Pros: Rock-solid! I Downloaded the excellent, clearly written PDF manual from mfg website for full details before buying. Supports TWO Intel Xeon 64-bit quad-core or dual-core processors at a front side bus speed of 1333/1066/667 MHz. 5000P chipset. Sockets for eight DDR2 FBD 667/533 memory modules. Made for Clovertown Xeons such as the E5345. These are 64 bit NetBurst microarchitecture, yet remain compatible with 32-bit based software. This is an excellent server motherboard, offering many useful options.

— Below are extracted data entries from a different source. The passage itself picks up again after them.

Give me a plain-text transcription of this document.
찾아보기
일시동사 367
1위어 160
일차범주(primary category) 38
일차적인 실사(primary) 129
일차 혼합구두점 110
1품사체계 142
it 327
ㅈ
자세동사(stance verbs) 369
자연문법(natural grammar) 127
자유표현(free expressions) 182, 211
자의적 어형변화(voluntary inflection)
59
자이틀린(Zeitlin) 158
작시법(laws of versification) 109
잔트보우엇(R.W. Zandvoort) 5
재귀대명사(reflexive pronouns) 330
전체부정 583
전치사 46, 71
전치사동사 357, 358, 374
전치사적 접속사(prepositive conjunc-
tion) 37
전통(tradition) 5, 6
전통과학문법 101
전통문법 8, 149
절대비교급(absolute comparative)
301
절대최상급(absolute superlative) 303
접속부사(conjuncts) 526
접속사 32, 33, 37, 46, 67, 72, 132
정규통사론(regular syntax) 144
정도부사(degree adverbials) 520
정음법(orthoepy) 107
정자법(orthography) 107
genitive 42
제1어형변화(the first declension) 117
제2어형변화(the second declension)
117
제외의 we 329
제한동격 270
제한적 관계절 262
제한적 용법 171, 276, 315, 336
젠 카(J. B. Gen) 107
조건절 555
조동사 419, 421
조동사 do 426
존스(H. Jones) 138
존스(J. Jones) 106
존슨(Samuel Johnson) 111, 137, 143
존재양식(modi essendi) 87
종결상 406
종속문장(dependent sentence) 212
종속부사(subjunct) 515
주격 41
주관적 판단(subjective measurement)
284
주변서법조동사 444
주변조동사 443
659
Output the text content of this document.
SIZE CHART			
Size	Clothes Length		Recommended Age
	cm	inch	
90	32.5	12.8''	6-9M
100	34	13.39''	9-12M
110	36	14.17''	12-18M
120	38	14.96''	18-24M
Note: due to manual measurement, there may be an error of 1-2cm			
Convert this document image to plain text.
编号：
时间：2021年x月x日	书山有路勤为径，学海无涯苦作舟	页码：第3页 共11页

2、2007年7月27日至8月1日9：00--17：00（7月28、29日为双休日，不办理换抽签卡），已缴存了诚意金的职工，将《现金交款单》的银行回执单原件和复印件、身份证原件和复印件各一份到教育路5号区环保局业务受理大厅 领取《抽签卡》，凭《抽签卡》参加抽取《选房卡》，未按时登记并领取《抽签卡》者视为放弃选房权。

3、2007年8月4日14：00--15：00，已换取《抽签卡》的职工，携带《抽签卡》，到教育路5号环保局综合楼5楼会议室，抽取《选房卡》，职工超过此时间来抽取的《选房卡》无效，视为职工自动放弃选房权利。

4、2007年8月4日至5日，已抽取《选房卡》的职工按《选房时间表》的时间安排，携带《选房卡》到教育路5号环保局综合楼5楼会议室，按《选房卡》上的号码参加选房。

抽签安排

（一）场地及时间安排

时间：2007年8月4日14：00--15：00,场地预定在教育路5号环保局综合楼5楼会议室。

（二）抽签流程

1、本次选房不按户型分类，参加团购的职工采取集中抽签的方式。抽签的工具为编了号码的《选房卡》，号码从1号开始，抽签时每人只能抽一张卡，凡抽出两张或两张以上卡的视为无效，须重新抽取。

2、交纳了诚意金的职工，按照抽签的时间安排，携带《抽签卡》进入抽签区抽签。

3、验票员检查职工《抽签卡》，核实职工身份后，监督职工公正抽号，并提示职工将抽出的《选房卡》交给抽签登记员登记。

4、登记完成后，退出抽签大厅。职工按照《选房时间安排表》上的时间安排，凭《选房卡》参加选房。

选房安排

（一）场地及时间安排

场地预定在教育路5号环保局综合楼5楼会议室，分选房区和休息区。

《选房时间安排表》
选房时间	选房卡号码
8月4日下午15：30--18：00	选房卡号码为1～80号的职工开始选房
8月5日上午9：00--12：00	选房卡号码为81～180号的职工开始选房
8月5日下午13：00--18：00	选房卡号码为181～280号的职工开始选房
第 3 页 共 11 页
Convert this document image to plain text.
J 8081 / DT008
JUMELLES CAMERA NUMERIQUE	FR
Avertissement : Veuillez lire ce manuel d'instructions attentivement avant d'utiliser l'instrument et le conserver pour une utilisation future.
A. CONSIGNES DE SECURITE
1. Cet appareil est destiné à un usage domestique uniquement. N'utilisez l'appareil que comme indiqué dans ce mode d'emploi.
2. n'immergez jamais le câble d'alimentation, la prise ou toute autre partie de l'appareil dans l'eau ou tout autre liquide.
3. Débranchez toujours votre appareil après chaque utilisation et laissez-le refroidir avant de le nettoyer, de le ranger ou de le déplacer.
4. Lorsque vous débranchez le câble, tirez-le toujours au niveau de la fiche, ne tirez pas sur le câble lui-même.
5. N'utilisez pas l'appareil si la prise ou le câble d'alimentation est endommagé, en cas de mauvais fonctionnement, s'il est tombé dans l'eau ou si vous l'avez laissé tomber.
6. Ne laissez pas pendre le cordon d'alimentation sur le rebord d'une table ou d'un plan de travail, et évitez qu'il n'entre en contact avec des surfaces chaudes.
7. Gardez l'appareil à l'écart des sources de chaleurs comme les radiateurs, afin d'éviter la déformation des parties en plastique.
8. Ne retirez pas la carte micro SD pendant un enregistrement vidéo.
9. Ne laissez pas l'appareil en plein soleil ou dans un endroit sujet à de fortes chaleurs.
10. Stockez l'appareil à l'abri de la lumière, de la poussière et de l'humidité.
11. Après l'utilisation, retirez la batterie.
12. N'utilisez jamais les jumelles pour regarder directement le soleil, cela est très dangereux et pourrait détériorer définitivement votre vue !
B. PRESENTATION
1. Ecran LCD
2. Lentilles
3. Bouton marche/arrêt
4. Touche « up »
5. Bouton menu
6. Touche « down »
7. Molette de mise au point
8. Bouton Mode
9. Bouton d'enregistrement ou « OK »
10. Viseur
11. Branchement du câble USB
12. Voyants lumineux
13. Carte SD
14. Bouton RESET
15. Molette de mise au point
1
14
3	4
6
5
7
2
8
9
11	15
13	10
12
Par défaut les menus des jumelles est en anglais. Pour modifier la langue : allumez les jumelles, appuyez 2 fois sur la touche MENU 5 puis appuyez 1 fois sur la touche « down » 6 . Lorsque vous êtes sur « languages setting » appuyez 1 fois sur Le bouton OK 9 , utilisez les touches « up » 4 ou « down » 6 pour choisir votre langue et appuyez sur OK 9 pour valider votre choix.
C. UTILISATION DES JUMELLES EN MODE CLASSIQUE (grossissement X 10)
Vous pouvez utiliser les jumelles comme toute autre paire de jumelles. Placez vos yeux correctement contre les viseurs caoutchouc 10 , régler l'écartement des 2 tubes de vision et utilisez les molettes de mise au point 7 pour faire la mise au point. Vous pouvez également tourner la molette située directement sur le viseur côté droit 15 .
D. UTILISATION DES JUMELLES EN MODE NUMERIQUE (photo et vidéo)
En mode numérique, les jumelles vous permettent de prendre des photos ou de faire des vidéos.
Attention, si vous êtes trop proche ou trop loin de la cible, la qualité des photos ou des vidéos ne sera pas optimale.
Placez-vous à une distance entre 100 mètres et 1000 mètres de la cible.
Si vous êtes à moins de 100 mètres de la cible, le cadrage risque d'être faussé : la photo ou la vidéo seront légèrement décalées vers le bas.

Cons: No cons. Make sure your case can handle EATX size motherboard. This motherboard requires I used an Antec TITAN650, which has exactly the right PowerSupply to handle this motherboard, TWO Xeon E5345 CPU's, IDE DVD burner, two WD1500ADFD 150GB SATA Raptors (C: Mirror RAID), and two 500GB 7200 rpm SATA Seagate drives. I still have two SATA drive connections available for future expansion. Bought 4 KVR667D2D4F5/2G memory for a total of 8 GB of dual-channel memory, Memory of this kind runs hotter than regular memory. Memory came with decent heat spreaders. I added two Vantec 92mm fans in front of the SATA drive cage, and drives run cool. Motherboard has seven 4 pin fan connectors that can also be used with two and three pin fans. I connected the Antec PowerSupply small fan speed connector up to MB FAN1 so software can monitor PS fan speed. I set the MB fan control mode to 4 pin so the CPU cooler would work best using PWM. The stock CPU heatsink/fan works just fine.
Other Thoughts: Includes printed manual, EATX MB, Cables: IDE, floppy, 2-Port USB, COMport, 4 SATA. i/O Shield, CD w/drivers. Antec includes the required heatsink mounting plate for two Xeons. Standard LED/switch/panel connections can all be made to motherboard without any problems, but some of the motherboards EXTRA functions such as overheat indicators are not supported by the Antec case. Not a problem. I am VERY pleased with the quality and function of the X7DBE-X-O motherboard and will buy another one in a few days.
Incredible Board
Pros: This board is top quality. Apart from some unrelated issues due to using an add-in RAID controller, it is wonderful. It booted right up and is quite fast. The board has a plethora of options and is rock solid.